In all routes, there are no shortcuts: the robustness of the explanation will depend on the depth and width of the prior knowledge about both evidence and phenomena.
5.2 Diagraming for simulation modelling
A conceptual model can be expressed in various ways, such as lists of elements and relationships, schemes, and diagrams. Text or visual expressions are valid as long as they help us approach the design of a computational simulation model, facilitating the next stage (implementation).
Here, we will not force the use of conventions such as UML, although these can be useful. Examples of UML diagrams can also offer inspiration, even if you don’t learn their rules. Other, more specific conventions can also be very useful and relatively easy to learn:
Causal diagrams and “stocks and flows” or Forrester diagrams: helpful in relating the change of aggregate variables (stocks) to parameters and other variables (flows).
Flowcharts: useful for representing flows of logic governed by a predetermined structure, especially when conditionals are involved (e.g. decision-making). In agent-based models, we will use it to describe modular processes that are applied to an entire model or to its entities and repeated every step in time.
5.3 Designing an explanatory mechanism
The selected explanation is never final, nor is it a declaration of subjective belief (my interpretation). It should be the spark and direction of an open-ended process where we order our background knowledge and beliefs in search of logical consistency (formalisation), contrast them with further evidence (validation), and revisit or extend them.
The formalisation of an explanation is in fact the most challenging task in simulation modelling, especially in domains as complex as archaeology. It involves, first of all, a way of thinking that goes beyond any technical skill, training in mathematics or computing, or knowledge of jargon specific to one or another discipline. Therefore, it should be practised continuously rather than learned once.

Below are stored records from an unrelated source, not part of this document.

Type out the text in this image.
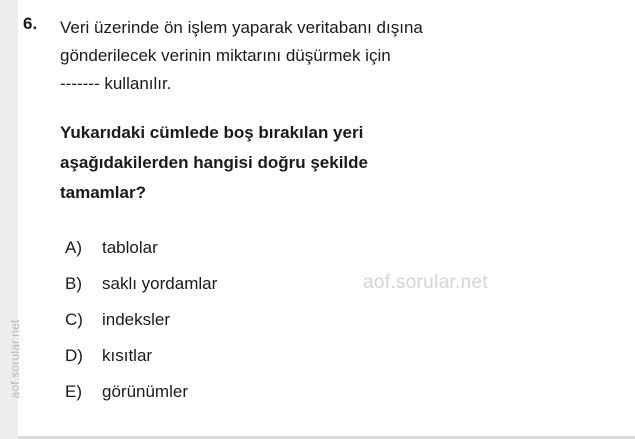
aof.sorular.net
6. Veri üzerinde ön işlem yaparak veritabanı dışına
gönderilecek verinin miktarını düşürmek için
------- kullanılır.
Yukarıdaki cümlede boş bırakılan yeri
aşağıdakilerden hangisi doğru şekilde
tamamlar?
A) tablolar
B) saklı yordamlar
C) indeksler
D) kısıtlar
E) görünümler
aof.sorular.net
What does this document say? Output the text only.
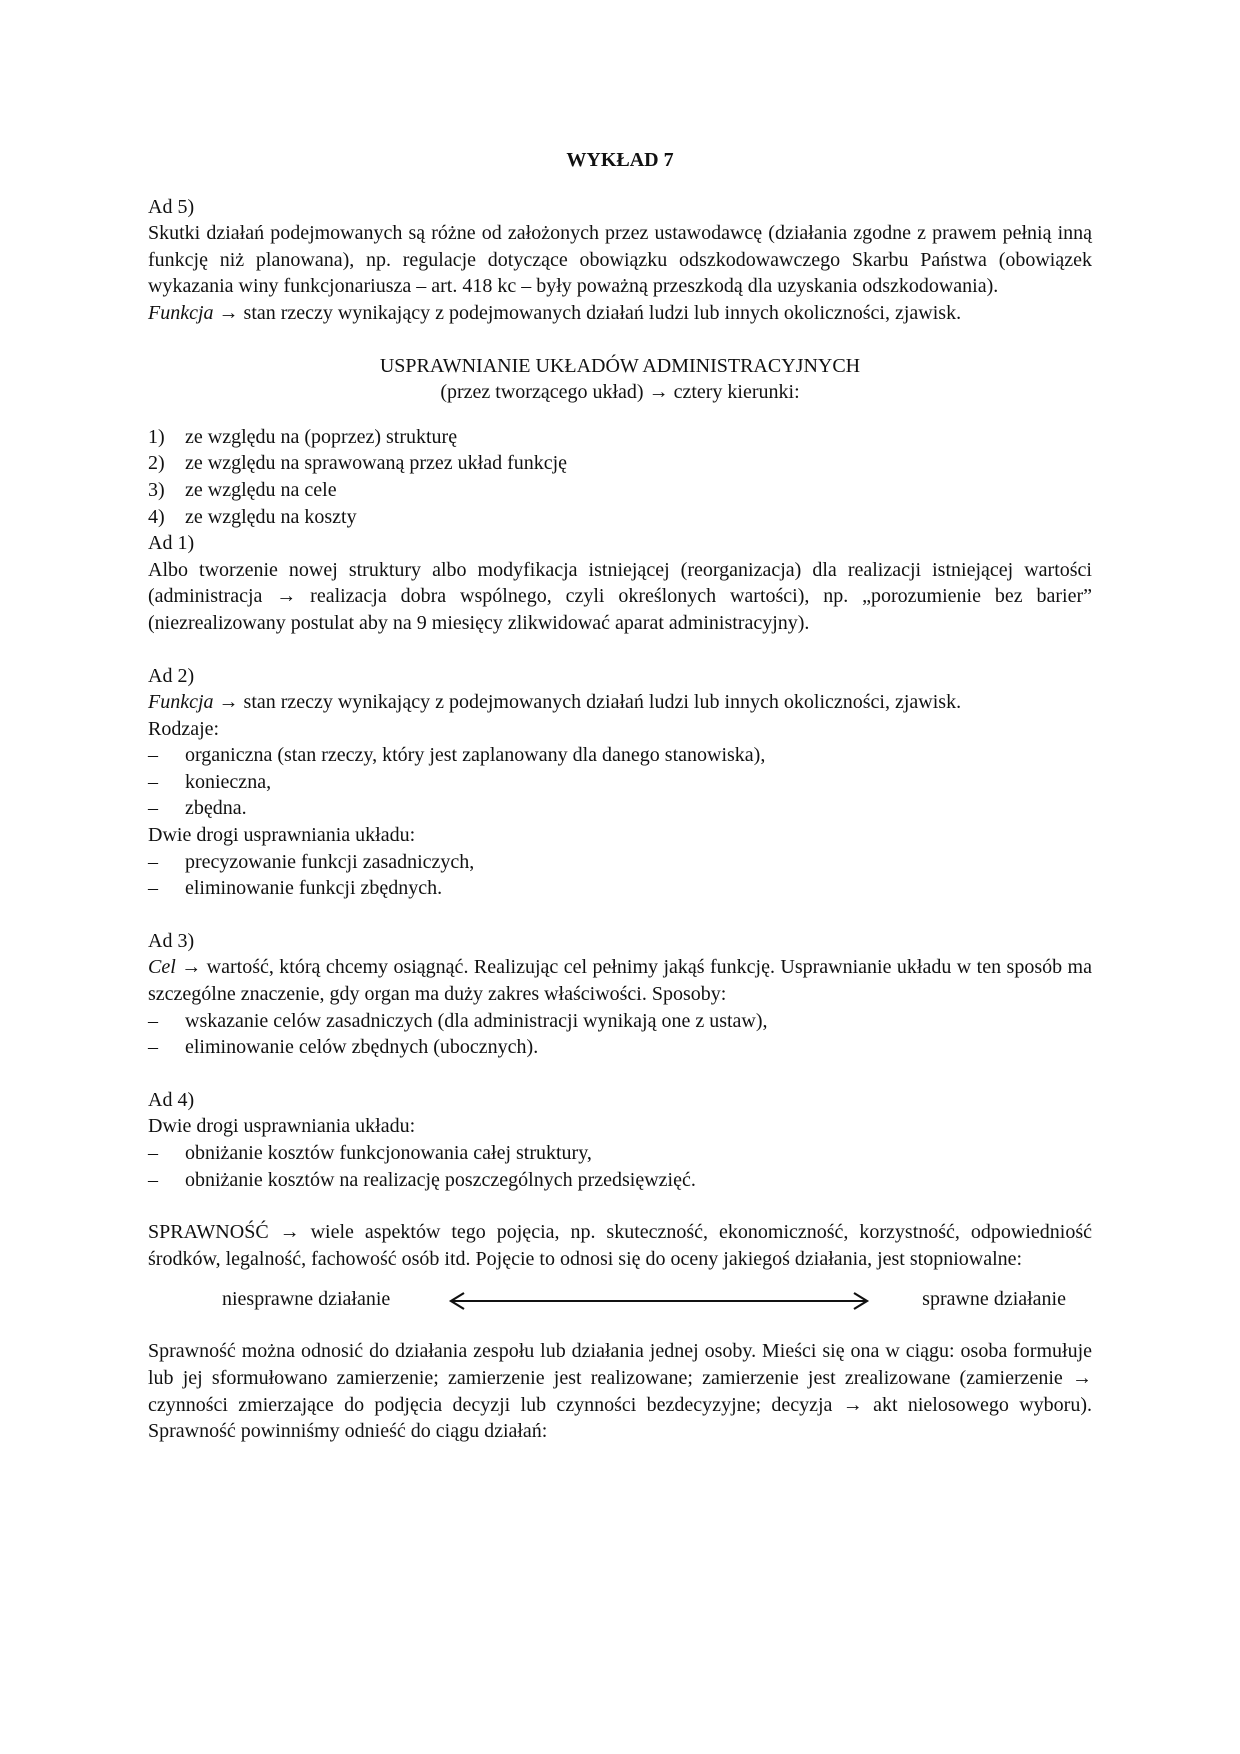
WYKŁAD 7

Ad 5)

Skutki działań podejmowanych są różne od założonych przez ustawodawcę (działania zgodne z prawem pełnią inną funkcję niż planowana), np. regulacje dotyczące obowiązku odszkodowawczego Skarbu Państwa (obowiązek wykazania winy funkcjonariusza – art. 418 kc – były poważną przeszkodą dla uzyskania odszkodowania).

Funkcja → stan rzeczy wynikający z podejmowanych działań ludzi lub innych okoliczności, zjawisk.

USPRAWNIANIE UKŁADÓW ADMINISTRACYJNYCH

(przez tworzącego układ) → cztery kierunki:

1) ze względu na (poprzez) strukturę
2) ze względu na sprawowaną przez układ funkcję
3) ze względu na cele
4) ze względu na koszty

Ad 1)

Albo tworzenie nowej struktury albo modyfikacja istniejącej (reorganizacja) dla realizacji istniejącej wartości (administracja → realizacja dobra wspólnego, czyli określonych wartości), np. „porozumienie bez barier” (niezrealizowany postulat aby na 9 miesięcy zlikwidować aparat administracyjny).

Ad 2)

Funkcja → stan rzeczy wynikający z podejmowanych działań ludzi lub innych okoliczności, zjawisk.

Rodzaje:

– organiczna (stan rzeczy, który jest zaplanowany dla danego stanowiska),
– konieczna,
– zbędna.

Dwie drogi usprawniania układu:

– precyzowanie funkcji zasadniczych,
– eliminowanie funkcji zbędnych.

Ad 3)

Cel → wartość, którą chcemy osiągnąć. Realizując cel pełnimy jakąś funkcję. Usprawnianie układu w ten sposób ma szczególne znaczenie, gdy organ ma duży zakres właściwości. Sposoby:

– wskazanie celów zasadniczych (dla administracji wynikają one z ustaw),
– eliminowanie celów zbędnych (ubocznych).

Ad 4)

Dwie drogi usprawniania układu:

– obniżanie kosztów funkcjonowania całej struktury,
– obniżanie kosztów na realizację poszczególnych przedsięwzięć.

SPRAWNOŚĆ → wiele aspektów tego pojęcia, np. skuteczność, ekonomiczność, korzystność, odpowiedniość środków, legalność, fachowość osób itd. Pojęcie to odnosi się do oceny jakiegoś działania, jest stopniowalne:

niesprawne działanie	sprawne działanie

Sprawność można odnosić do działania zespołu lub działania jednej osoby. Mieści się ona w ciągu: osoba formułuje lub jej sformułowano zamierzenie; zamierzenie jest realizowane; zamierzenie jest zrealizowane (zamierzenie → czynności zmierzające do podjęcia decyzji lub czynności bezdecyzyjne; decyzja → akt nielosowego wyboru). Sprawność powinniśmy odnieść do ciągu działań:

If the chosen explanation is already present in formal models developed by others, we could probably skip this stage. However, using, adapting or combining formal models for your own research will require a deep understanding of the formalisation done and how it relates to the terms of your own evidence, question, etc. In this sense, we will have to be especially careful in selecting formalised mechanisms and applying them to domains very different from our topic. For example, a model describing resource exploitation by ant populations might be useful for depicting resource exploitation by human populations, but the adoption and adaptation of the model must be done with an awareness of the differences between these phenomena.